L'AFPA, propriétaire des logements n'a pas donné suite à notre sollicitation, pas plus que l'association Coallia. La préfecture de l'Orne s'en tient à un communiqué publié il y a quelques jours dans lequel elle rappelle que "plus de 550 personnes en provenance d’Ukraine ont été accueillies depuis 2022 et sont pour la grande majorité d’entre elles demeurées dans l’Orne".
"On ne sait pas où aller"
La préfecture précise que "36 Ukrainiens sont encore hébergés dans des foyers collectifs, à l'AFPA d'Alençon et à l'ancienne clinique de Flers", mais aujourd'hui, "l'AFPA doit recouvrer ses capacités pour répondre à ses missions" et l'ancienne clinique de Flers doit être "réhabilitée".

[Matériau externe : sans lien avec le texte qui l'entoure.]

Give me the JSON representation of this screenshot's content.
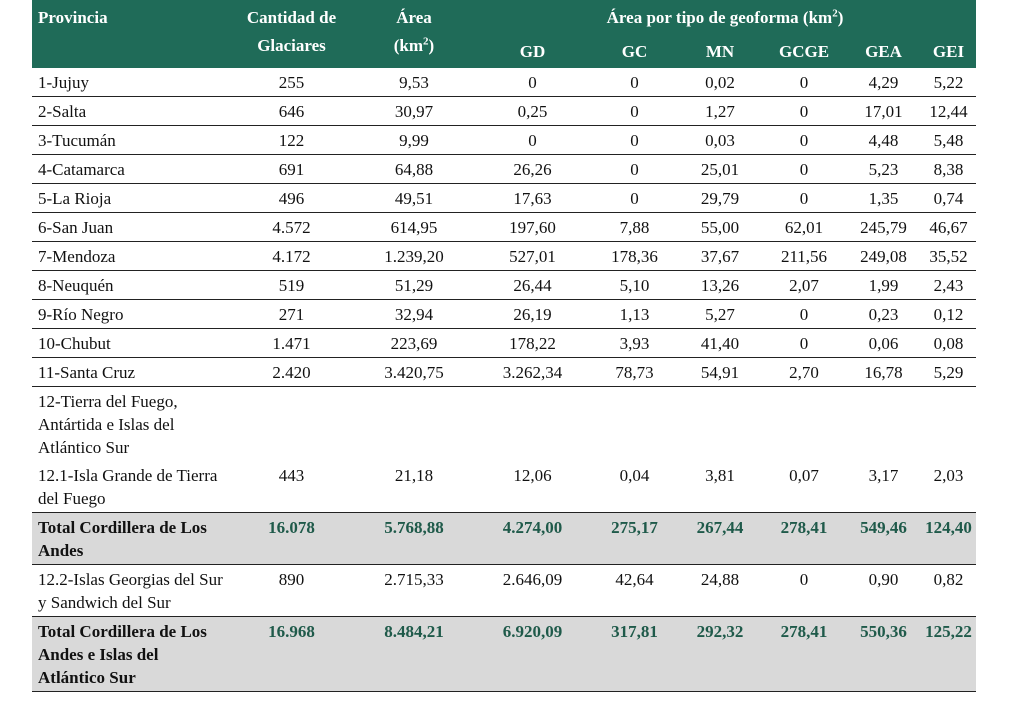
{
  "header": {
    "provincia": "Provincia",
    "cantidad_1": "Cantidad de",
    "cantidad_2": "Glaciares",
    "area_1": "Área",
    "area_2": "(km",
    "area_sup": "2",
    "area_close": ")",
    "group_label": "Área por tipo de geoforma (km",
    "group_sup": "2",
    "group_close": ")",
    "sub": [
      "GD",
      "GC",
      "MN",
      "GCGE",
      "GEA",
      "GEI"
    ]
  },
  "rows": [
    {
      "prov": "1-Jujuy",
      "vals": [
        "255",
        "9,53",
        "0",
        "0",
        "0,02",
        "0",
        "4,29",
        "5,22"
      ]
    },
    {
      "prov": "2-Salta",
      "vals": [
        "646",
        "30,97",
        "0,25",
        "0",
        "1,27",
        "0",
        "17,01",
        "12,44"
      ]
    },
    {
      "prov": "3-Tucumán",
      "vals": [
        "122",
        "9,99",
        "0",
        "0",
        "0,03",
        "0",
        "4,48",
        "5,48"
      ]
    },
    {
      "prov": "4-Catamarca",
      "vals": [
        "691",
        "64,88",
        "26,26",
        "0",
        "25,01",
        "0",
        "5,23",
        "8,38"
      ]
    },
    {
      "prov": "5-La Rioja",
      "vals": [
        "496",
        "49,51",
        "17,63",
        "0",
        "29,79",
        "0",
        "1,35",
        "0,74"
      ]
    },
    {
      "prov": "6-San Juan",
      "vals": [
        "4.572",
        "614,95",
        "197,60",
        "7,88",
        "55,00",
        "62,01",
        "245,79",
        "46,67"
      ]
    },
    {
      "prov": "7-Mendoza",
      "vals": [
        "4.172",
        "1.239,20",
        "527,01",
        "178,36",
        "37,67",
        "211,56",
        "249,08",
        "35,52"
      ]
    },
    {
      "prov": "8-Neuquén",
      "vals": [
        "519",
        "51,29",
        "26,44",
        "5,10",
        "13,26",
        "2,07",
        "1,99",
        "2,43"
      ]
    },
    {
      "prov": "9-Río Negro",
      "vals": [
        "271",
        "32,94",
        "26,19",
        "1,13",
        "5,27",
        "0",
        "0,23",
        "0,12"
      ]
    },
    {
      "prov": "10-Chubut",
      "vals": [
        "1.471",
        "223,69",
        "178,22",
        "3,93",
        "41,40",
        "0",
        "0,06",
        "0,08"
      ]
    },
    {
      "prov": "11-Santa Cruz",
      "vals": [
        "2.420",
        "3.420,75",
        "3.262,34",
        "78,73",
        "54,91",
        "2,70",
        "16,78",
        "5,29"
      ]
    },
    {
      "prov": "12-Tierra del Fuego, Antártida e Islas del Atlántico Sur",
      "vals": [
        "",
        "",
        "",
        "",
        "",
        "",
        "",
        ""
      ]
    },
    {
      "prov": "12.1-Isla Grande de Tierra del Fuego",
      "vals": [
        "443",
        "21,18",
        "12,06",
        "0,04",
        "3,81",
        "0,07",
        "3,17",
        "2,03"
      ]
    },
    {
      "prov": "Total Cordillera de Los Andes",
      "vals": [
        "16.078",
        "5.768,88",
        "4.274,00",
        "275,17",
        "267,44",
        "278,41",
        "549,46",
        "124,40"
      ]
    },
    {
      "prov": "12.2-Islas Georgias del Sur y Sandwich del Sur",
      "vals": [
        "890",
        "2.715,33",
        "2.646,09",
        "42,64",
        "24,88",
        "0",
        "0,90",
        "0,82"
      ]
    },
    {
      "prov": "Total Cordillera de Los Andes e Islas del Atlántico Sur",
      "vals": [
        "16.968",
        "8.484,21",
        "6.920,09",
        "317,81",
        "292,32",
        "278,41",
        "550,36",
        "125,22"
      ]
    }
  ]
}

Pour la première fois peut-être depuis qu'elle est arrivée en France, Anna a peur. La rumeur évoque une date butoir fixée au 15 décembre, mais rien ne lui a été confirmé officiellement. "On ne sait pas où aller. On nous a dit de faire le 115", le numéro d'accueil d'urgence sociale.
La peur des bombardements
Dans son communiqué, la préfecture de l'Orne assure que "la mobilisation est forte (...) pour l’accueil et l’intégration des personnes déplacées d’Ukraine". Elle ajoute toutefois que "ces personnes ont en même temps le devoir de s’engager dans des démarches d'intégration sociale et professionnelle".

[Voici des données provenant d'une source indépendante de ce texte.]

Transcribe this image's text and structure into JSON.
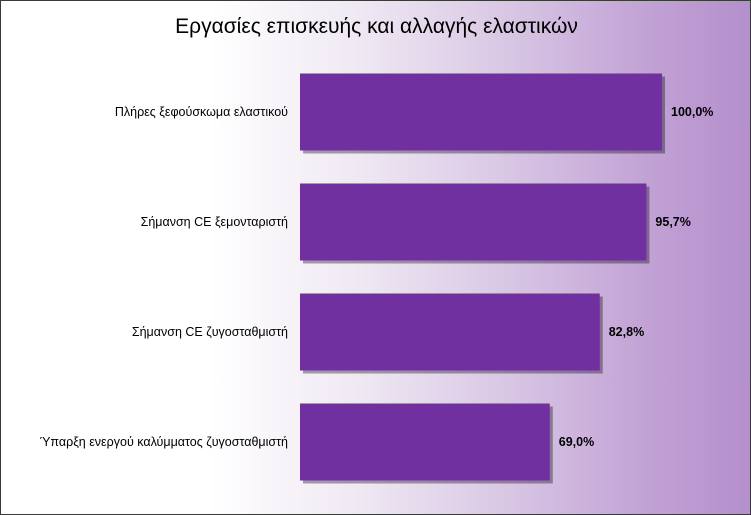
{
  "chart_data": {
    "type": "bar",
    "orientation": "horizontal",
    "title": "Εργασίες επισκευής και αλλαγής ελαστικών",
    "categories": [
      "Πλήρες ξεφούσκωμα ελαστικού",
      "Σήμανση CE ξεμονταριστή",
      "Σήμανση CE ζυγοσταθμιστή",
      "Ύπαρξη ενεργού καλύμματος ζυγοσταθμιστή"
    ],
    "values": [
      100.0,
      95.7,
      82.8,
      69.0
    ],
    "value_labels": [
      "100,0%",
      "95,7%",
      "82,8%",
      "69,0%"
    ],
    "xlim": [
      0,
      100
    ],
    "grid": false,
    "legend": "none",
    "bar_color": "#7030a0"
  }
}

En Ukraine, elle était gestionnaire bancaire à Dnipro. Son français encore balbutiant ne lui a pas permis de trouver du travail ici. Elle vit avec l'allocation versée aux demandeurs d'asile dont le montant est arrêté à "426 euros par mois pour une personne seule à 732 euros par mois pour un couple avec deux enfants, dès lors qu'ils ne disposent d'aucune autre ressource", précise encore la préfecture.

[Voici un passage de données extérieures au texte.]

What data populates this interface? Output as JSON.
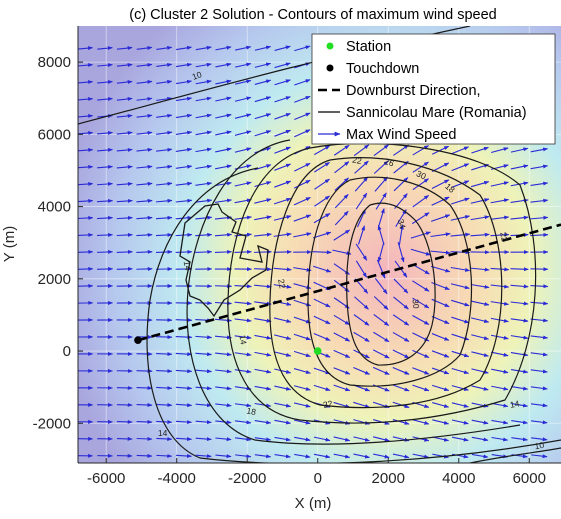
{
  "chart_data": {
    "type": "contour",
    "title": "(c) Cluster 2 Solution - Contours of maximum wind speed",
    "xlabel": "X (m)",
    "ylabel": "Y (m)",
    "xlim": [
      -6800,
      6900
    ],
    "ylim": [
      -3100,
      9000
    ],
    "x_ticks": [
      -6000,
      -4000,
      -2000,
      0,
      2000,
      4000,
      6000
    ],
    "y_ticks": [
      -2000,
      0,
      2000,
      4000,
      6000,
      8000
    ],
    "x_tick_labels": [
      "-6000",
      "-4000",
      "-2000",
      "0",
      "2000",
      "4000",
      "6000"
    ],
    "y_tick_labels": [
      "-2000",
      "0",
      "2000",
      "4000",
      "6000",
      "8000"
    ],
    "grid": true,
    "legend": {
      "placement": "top-right",
      "entries": [
        {
          "label": "Station",
          "marker": "dot",
          "color": "#22dd22"
        },
        {
          "label": "Touchdown",
          "marker": "dot",
          "color": "#000000"
        },
        {
          "label": "Downburst Direction,",
          "marker": "dashed-line",
          "color": "#000000"
        },
        {
          "label": "Sannicolau Mare (Romania)",
          "marker": "line",
          "color": "#000000"
        },
        {
          "label": "Max Wind Speed",
          "marker": "arrow",
          "color": "#2a2ad6"
        }
      ]
    },
    "station": {
      "x": 0,
      "y": 0
    },
    "touchdown": {
      "x": -5100,
      "y": 300
    },
    "downburst_direction": {
      "x": [
        -5100,
        6900
      ],
      "y": [
        300,
        3500
      ]
    },
    "wind_speed_peak": {
      "x": 2500,
      "y": 3000
    },
    "contours": [
      {
        "level": 10,
        "label": "10"
      },
      {
        "level": 14,
        "label": "14"
      },
      {
        "level": 18,
        "label": "18"
      },
      {
        "level": 22,
        "label": "22"
      },
      {
        "level": 26,
        "label": "26"
      },
      {
        "level": 30,
        "label": "30"
      },
      {
        "level": 34,
        "label": "34"
      }
    ]
  },
  "colors": {
    "arrow": "#2a2ad6",
    "station": "#22dd22",
    "touchdown": "#000000",
    "background_low": "#a7a7e0",
    "background_mid": "#bfe8f4",
    "background_high": "#f7c7c7"
  }
}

Chaque mercredi, Oleg se rend à la Croix-Rouge afin de récupérer un colis alimentaire. Ce technicien informatique âgé de 37 ans a quitté Kiev au mois de mai dernier avec l'espoir de refaire sa vie. En arrivant à Alençon, il a commencé par prendre des cours de français.
Il y a quelques jours, il lui a aussi été demandé de quitter le foyer de l'AFPA. "On m'a dit aussi de trouver un logement avec des amis ou de rentrer en Ukraine. Mais je ne veux pas y retourner", dit-il avec inquiétude. Oleg redoute les recruteurs de l'armée "agressifs" qui ne tiendraient pas compte de ses problèmes de santé. "Et en Ukraine, toutes les villes sont bombardées. Il y a beaucoup d'appartements détruits, chaque jour, chaque nuit..."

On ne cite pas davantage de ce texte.